En parallèle André Ricard enseigne au Conservatoire puis réalisera dans les années soixante-dix des scénarios pour Radio-Québec et Radio-Canada, des films documentaires, des séries dramatiques. Il traduit et adapte, toujours en se livrant au « plaisir de jouer avec les mots », notamment Les sorcières de Salem (nouvelle version après celle de Marcel Aymé), L’importance d’être fidèle (The Importance of being earnest) d’Oscar Wilde. Il a d’abord pu puiser dans la bibliothèque familiale, et il lit Shakespeare, plus spécialement les drames de la royauté, Brecht, Claudel, Beckett, Ionesco, Tchekhov pour lequel il nourrit « une admiration sans bornes ». Il est encouragé à écrire par Françoise Loranger – qui a favorisé maintes vocations.
Histoires de famille
En 1963, Le triangle et le hamac, première pièce représentée (d’abord à l’Estoc puis au Théâtre de la Place à Montréal), est une parodie en un acte du théâtre bourgeois. Puis Paul Hébert commande au dramaturge La vie exemplaire d’Alcide Ier le pharamineux et de sa proche descendance (qu’Albert Millaire met en scène au Trident en 1972). Cet Alcide est un chef de famille et un parrain de la mafia : dans les deux fonctions son autorité d’abord incontestée est mise à mal. Sombre intrigue qui combine inceste, rivalités fratricides, assassinats, dont celui du père par ses deux fils qui deviennent chefs de gouvernement en Amérique centrale. À quoi s’ajoutent un siège victorieux contre les forces policières, des luttes néocoloniales alimentées par des puissances étrangères et des compagnies privées, les compromissions du clergé, les trafics d’armes, la corruption en tout genre. L’auteur puise largement dans l’actualité mondiale où il n’a que l’embarras du choix. L’abondance de matière dramatique exige ici un traitement simplificateur, presque caricatural – la pièce, dit son auteur, est à monter dans le style des dessins animés. Ce qui n’exclut pas la virulence de la charge. Ce théâtre regarde du côté de Brecht et, au-delà, vers Shakespeare. Non seulement par les personnages « pharamineux », la brutalité des événements, l’intention critique, mais aussi par un mélange de tragédie et de bouffonnerie – Alcide est un père à la fois impitoyable et grotesque –, d’action, d’aventures spectaculaires et de romance.

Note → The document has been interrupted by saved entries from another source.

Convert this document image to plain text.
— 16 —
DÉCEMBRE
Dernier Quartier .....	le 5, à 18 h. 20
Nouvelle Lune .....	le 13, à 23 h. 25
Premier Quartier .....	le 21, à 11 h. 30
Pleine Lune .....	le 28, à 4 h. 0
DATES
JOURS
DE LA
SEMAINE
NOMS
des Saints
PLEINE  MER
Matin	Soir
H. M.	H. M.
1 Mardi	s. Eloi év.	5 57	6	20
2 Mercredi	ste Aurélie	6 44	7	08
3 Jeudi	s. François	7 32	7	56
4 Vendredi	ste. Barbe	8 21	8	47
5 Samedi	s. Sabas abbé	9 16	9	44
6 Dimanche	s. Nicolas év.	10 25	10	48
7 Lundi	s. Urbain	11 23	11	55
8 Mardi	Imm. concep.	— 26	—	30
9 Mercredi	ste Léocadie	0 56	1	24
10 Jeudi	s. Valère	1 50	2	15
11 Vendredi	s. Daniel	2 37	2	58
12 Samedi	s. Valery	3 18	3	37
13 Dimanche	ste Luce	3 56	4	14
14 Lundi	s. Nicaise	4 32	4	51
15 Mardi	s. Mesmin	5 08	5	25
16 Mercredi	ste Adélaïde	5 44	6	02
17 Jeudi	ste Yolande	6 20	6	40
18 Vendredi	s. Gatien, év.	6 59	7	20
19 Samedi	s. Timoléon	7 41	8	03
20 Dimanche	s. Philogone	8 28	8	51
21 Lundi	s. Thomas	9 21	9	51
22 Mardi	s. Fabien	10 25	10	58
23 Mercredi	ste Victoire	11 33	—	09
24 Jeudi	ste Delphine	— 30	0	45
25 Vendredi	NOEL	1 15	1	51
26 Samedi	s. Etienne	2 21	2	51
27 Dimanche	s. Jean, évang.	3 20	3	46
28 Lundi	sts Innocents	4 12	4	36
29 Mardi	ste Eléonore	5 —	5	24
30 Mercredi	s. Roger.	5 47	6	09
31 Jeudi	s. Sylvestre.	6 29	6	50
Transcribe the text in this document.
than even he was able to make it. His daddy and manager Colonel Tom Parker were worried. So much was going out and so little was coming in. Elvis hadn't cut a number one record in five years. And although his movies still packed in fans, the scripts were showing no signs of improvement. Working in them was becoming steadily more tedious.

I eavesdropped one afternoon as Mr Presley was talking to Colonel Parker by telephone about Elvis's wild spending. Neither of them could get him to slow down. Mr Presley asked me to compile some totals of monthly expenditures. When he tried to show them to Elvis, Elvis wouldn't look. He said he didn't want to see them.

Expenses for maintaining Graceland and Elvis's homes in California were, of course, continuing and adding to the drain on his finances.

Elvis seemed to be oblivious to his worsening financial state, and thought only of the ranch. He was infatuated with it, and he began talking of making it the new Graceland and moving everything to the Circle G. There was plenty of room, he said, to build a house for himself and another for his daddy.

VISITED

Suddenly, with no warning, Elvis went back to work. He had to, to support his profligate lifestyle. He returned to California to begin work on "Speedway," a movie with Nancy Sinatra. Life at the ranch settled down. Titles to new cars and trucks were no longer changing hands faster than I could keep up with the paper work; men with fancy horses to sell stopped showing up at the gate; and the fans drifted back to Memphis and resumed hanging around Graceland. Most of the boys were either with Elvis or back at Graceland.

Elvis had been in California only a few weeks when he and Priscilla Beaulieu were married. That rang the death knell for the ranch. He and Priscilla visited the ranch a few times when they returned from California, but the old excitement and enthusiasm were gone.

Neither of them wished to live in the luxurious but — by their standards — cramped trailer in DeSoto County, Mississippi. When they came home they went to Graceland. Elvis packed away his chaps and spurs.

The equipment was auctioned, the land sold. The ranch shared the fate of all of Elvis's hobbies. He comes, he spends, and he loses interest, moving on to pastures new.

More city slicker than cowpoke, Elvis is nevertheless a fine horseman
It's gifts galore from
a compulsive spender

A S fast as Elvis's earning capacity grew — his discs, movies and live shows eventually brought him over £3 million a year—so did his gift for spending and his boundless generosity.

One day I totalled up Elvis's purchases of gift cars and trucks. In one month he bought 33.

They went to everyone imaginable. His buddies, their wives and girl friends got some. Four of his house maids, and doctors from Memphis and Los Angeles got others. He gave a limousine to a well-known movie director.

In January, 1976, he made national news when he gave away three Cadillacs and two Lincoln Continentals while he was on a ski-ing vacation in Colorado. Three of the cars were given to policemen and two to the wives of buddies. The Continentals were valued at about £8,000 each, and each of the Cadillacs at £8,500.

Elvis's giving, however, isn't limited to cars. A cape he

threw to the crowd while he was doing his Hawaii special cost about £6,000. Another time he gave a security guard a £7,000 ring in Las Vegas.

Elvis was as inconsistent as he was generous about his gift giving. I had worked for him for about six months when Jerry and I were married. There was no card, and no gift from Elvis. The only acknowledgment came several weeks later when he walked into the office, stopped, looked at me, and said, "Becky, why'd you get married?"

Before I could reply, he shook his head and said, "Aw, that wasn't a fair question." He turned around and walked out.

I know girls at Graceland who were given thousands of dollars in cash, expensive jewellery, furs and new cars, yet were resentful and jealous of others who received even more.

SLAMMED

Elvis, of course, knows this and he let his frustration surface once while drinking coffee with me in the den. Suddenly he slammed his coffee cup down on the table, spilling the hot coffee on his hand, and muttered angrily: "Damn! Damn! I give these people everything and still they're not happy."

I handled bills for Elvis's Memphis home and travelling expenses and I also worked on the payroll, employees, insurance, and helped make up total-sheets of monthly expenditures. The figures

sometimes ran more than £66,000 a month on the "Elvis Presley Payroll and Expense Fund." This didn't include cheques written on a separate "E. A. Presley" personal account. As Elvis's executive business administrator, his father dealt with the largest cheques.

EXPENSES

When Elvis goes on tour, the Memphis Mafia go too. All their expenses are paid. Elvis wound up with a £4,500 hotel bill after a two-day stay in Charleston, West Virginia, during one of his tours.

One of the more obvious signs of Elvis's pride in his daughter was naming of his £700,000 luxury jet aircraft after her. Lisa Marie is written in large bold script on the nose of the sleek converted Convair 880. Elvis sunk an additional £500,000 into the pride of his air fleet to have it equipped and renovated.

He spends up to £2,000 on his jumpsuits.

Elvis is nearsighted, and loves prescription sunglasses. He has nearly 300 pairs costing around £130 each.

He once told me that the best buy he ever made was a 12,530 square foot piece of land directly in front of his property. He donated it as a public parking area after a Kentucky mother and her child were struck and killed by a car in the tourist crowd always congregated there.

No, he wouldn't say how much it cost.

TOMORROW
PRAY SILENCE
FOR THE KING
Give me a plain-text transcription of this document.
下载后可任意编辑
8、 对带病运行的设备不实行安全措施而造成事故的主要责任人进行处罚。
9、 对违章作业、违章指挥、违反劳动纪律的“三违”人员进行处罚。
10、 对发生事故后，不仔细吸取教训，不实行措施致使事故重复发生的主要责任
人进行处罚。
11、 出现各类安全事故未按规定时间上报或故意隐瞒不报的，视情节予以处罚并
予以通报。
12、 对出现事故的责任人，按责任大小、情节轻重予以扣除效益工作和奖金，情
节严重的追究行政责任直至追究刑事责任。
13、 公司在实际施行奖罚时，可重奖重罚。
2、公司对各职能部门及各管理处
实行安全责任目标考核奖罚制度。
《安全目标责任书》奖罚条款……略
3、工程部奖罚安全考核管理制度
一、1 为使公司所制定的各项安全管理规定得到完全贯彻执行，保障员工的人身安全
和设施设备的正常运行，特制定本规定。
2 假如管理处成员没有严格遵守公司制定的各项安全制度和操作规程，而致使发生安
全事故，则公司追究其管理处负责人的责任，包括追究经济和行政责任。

Les pièces suivantes montrent un resserrement de l’action scénique, des lieux et de la visée critique. Ainsi dans La gloire des filles à Magloire (créée en 1975 au Trident dans une mise en scène d’André Brassard), tout se passe dans une maison perdue d’une campagne qui ne l’est pas moins entre trois sœurs qui font commerce de leurs charmes sous la houlette de Jos, mâle douteux, et les visites intéressées de Ti-Beu, jeune coq de village. Village qui évidemment cherche à éliminer ce lieu de perdition, tout en bénéficiant de ses ressources. À l’arrière-plan se devinent les manigances politico-cléricales, les inventions de l’hypocrisie et de la haine. Les filles tiennent tête au village ligué contre elles, comme à la morgue insultante de Jos le Canadien anglais. Document d’époque – nous sommes en 1948 –, et l’intrigue se souvient de la conscription, des réfractaires et des délateurs, où se dessine le passage d’une civilisation rurale à une autre dominée par le capital anglais. Mais, comme dans l’ensemble du théâtre d’André Ricard, un personnage introduit une dimension quasi fantastique : la petite Zarzaise, bâtarde un peu retardée qui paraît délirer, voit une réalité qui échappe aux autres, comprend la vie secrète des mouches et celle des humains, avant de devenir leur victime.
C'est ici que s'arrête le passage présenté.